REVENUE reform is in business again. It was on top of Prime Minister Imran Khan’s agenda after taking over the government. “I will start with the FBR,” he had said in his first speech to the nation as prime minister as he promised to set things right.

Read: FBR reforms

Within the first 100 days, he approved the separation of revenue policy from administration. This was soon reversed. Federal Board of Revenue (FBR) Chairman Syed Shabbar Zaidi looks after both jobs now as the government targets Rs5.503 trillion revenue this year.

Nothing moved next on the promise that internal revenue audit will be placed directly under the prime minister and be fully resourced unlike in the past 18 years. In fact, some whistle-blowers prompted by Prime Minister Khan’s preaching went public against internally entrenched weaknesses and mafias but were taught exemplary lessons.

Former Prime Minister Shaukat Aziz made a tax policy shift from audit to self-assessment, and since then the audit corps remained ineffective and understaffed.

The overall revenue reform project has struggled so far. Former FBR chairman Dr Jehanzeb Khan was removed from the post once he finalised the reform’s blueprint in consultation with the World Bank — the project financier — amid a record revenue shortfall in the last fiscal year.

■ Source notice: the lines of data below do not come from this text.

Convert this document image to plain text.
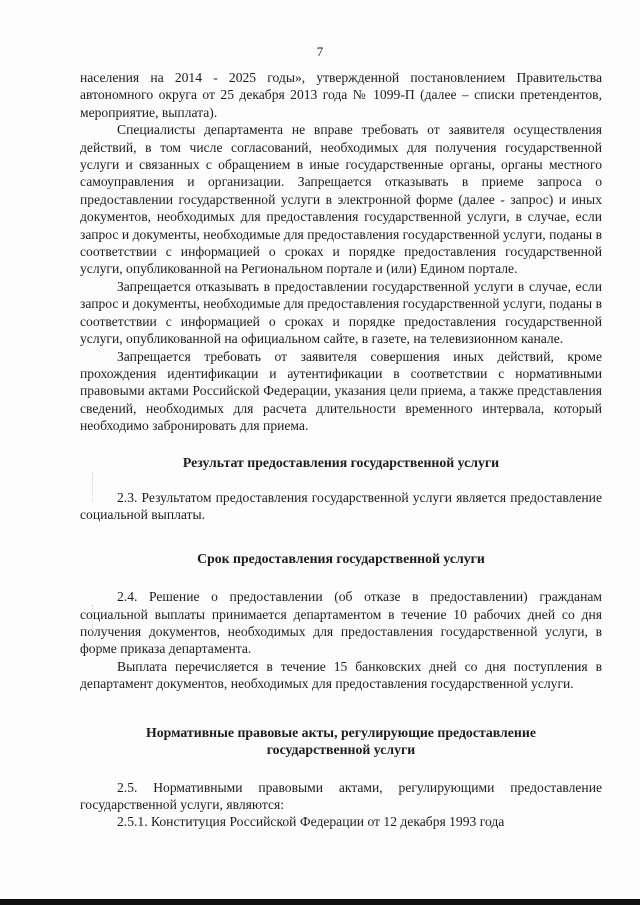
7

населения на 2014 - 2025 годы», утвержденной постановлением Правительства автономного округа от 25 декабря 2013 года № 1099-П (далее – списки претендентов, мероприятие, выплата).

Специалисты департамента не вправе требовать от заявителя осуществления действий, в том числе согласований, необходимых для получения государственной услуги и связанных с обращением в иные государственные органы, органы местного самоуправления и организации. Запрещается отказывать в приеме запроса о предоставлении государственной услуги в электронной форме (далее - запрос) и иных документов, необходимых для предоставления государственной услуги, в случае, если запрос и документы, необходимые для предоставления государственной услуги, поданы в соответствии с информацией о сроках и порядке предоставления государственной услуги, опубликованной на Региональном портале и (или) Едином портале.

Запрещается отказывать в предоставлении государственной услуги в случае, если запрос и документы, необходимые для предоставления государственной услуги, поданы в соответствии с информацией о сроках и порядке предоставления государственной услуги, опубликованной на официальном сайте, в газете, на телевизионном канале.

Запрещается требовать от заявителя совершения иных действий, кроме прохождения идентификации и аутентификации в соответствии с нормативными правовыми актами Российской Федерации, указания цели приема, а также представления сведений, необходимых для расчета длительности временного интервала, который необходимо забронировать для приема.

Результат предоставления государственной услуги

2.3. Результатом предоставления государственной услуги является предоставление социальной выплаты.

Срок предоставления государственной услуги

2.4. Решение о предоставлении (об отказе в предоставлении) гражданам социальной выплаты принимается департаментом в течение 10 рабочих дней со дня получения документов, необходимых для предоставления государственной услуги, в форме приказа департамента.

Выплата перечисляется в течение 15 банковских дней со дня поступления в департамент документов, необходимых для предоставления государственной услуги.

Нормативные правовые акты, регулирующие предоставление
государственной услуги

2.5. Нормативными правовыми актами, регулирующими предоставление государственной услуги, являются:

2.5.1. Конституция Российской Федерации от 12 декабря 1993 года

The government has given an undertaking to the lending community to achieve an increase of 4-5 per cent of GDP in tax revenues by the end of the programme

A recent move to create the Pakistan Revenue Authority (PRA) in place of the FBR, and the changes it envisaged faced a severe backlash from within the top tier of the revenue machinery. We have had enough of such reforms under previous loan programmes like TARP (the Tax Administration Reforms Project) and even before those that changed the Central Board of Revenue to the Federal Board of Revenue without delivery on buzzwords like fairness and equity.

Read: Major overhaul planned at FBR

The government became nervous again since a revolt like this could jeopardise the commitments given to international lenders on big revenue targets. The four-month shortfall had already gone beyond Rs182 billion.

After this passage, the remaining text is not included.